Travnicek, who is a single parent, hopes to continue working and caring for her children.

Mattson noted that Travnicek has a strong support system and sought treatment, which puts her in a better position than some of the people he sees who are charged with similar offenses.

However, Mattson also said that Travnicek’s actions gave “validity” in the community to her co-defendant, Jemelle Antoine Thompson, 38, who was sentenced last month to three years in prison for Class B felony delivery of heroin and Class C felony counterfeiting. Thompson, who is from Muskegon, Mich., has a long history of drug dealing offenses and is an “unsavory person,” according to Mattson.

According to court documents, Thompson was staying at the Guest Lodge in Minot and gave Travnicek two grams of heroin that she was supposed to deliver to an address on Golden Valley. The arresting officer also found an accounting sheet for the drugs in Travnicek’s purse, a digital scale with suspected drug residue and two packages containing methamphetamine in a bag in the rear passenger area.

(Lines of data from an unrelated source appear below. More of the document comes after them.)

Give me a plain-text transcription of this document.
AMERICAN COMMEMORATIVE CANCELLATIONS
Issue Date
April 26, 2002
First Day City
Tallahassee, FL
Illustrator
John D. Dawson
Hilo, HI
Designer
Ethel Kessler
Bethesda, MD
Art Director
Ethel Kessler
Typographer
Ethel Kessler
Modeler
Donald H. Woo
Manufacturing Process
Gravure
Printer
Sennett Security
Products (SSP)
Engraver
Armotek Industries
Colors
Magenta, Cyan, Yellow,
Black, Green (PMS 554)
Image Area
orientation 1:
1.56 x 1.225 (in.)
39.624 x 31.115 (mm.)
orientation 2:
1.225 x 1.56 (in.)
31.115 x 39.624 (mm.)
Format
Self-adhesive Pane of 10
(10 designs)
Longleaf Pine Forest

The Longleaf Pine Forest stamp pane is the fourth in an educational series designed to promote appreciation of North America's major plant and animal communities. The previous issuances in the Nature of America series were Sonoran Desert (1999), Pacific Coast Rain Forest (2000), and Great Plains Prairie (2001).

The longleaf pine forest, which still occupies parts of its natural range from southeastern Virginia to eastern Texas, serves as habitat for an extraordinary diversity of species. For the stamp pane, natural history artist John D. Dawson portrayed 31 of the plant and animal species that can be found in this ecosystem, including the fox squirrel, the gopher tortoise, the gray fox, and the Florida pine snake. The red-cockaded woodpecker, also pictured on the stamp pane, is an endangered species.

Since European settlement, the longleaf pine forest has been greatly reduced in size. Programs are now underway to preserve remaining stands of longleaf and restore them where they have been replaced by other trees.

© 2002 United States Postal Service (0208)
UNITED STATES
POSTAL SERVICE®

A Ward County Narcotics Task Force officer had been conducting surveillance at the Guest Lodge in Minot and saw Travnicek drive into the parking lot and park in front of the main doors. A few moments later, Thompson came out of the building and got into the passenger seat. Travnicek drove around the south side of the building. When the car appeared again on the north side of the building, Thompson was no longer in the passenger seat. The Narcotics Task Force followed Travnicek’s car to the residence on Golden Valley and stopped her. Travnicek began crying that she could not go back to jail when she was stopped. The officer received permission to search her car from Travnicek’s probation officer and the search turned up the drugs and paraphernalia.

Travnicek has a past criminal record. She served 300 days in jail for her part in robbing a man at a hotel in January 2017 and for later throwing a burning cigarette in the face of a police officer when she was arrested in February 2017. She was still on probation for those offenses when she committed the new offenses in May. The B felony robbery charge and the C felony assault on a police officer charge would have been reduced to A misdemeanors if she successfully completed probation. The robbery might have started out as a drug buy. Travnicek was charged along with her ex-husband Jarrod Henderson and co-defendant Nicholis Backman.

Henderson has been described in court as abusive and was also ordered to serve a sentence for terrorizing Travnicek in addition to sentences for other crimes. Travnicek received a lighter sentence than the two men, who were both ordered to serve about four years in prison in connection with the crime, due to her limited criminal history and because she had been a victim of Henderson.

Mattson said he wishes that Travnicek had taken advantage of the availability of treatment before she committed the new crimes.

He said he was ordering the jail time to be served at different periods over the next 18 months in order to remind Travnicek of what her future will look like if she messes up.

Mattson also lamented that the state Legislature has not provided adequate funding for treatment and said there is a real need for a regional treatment facility in Minot for women who have high needs and often also have family obligations.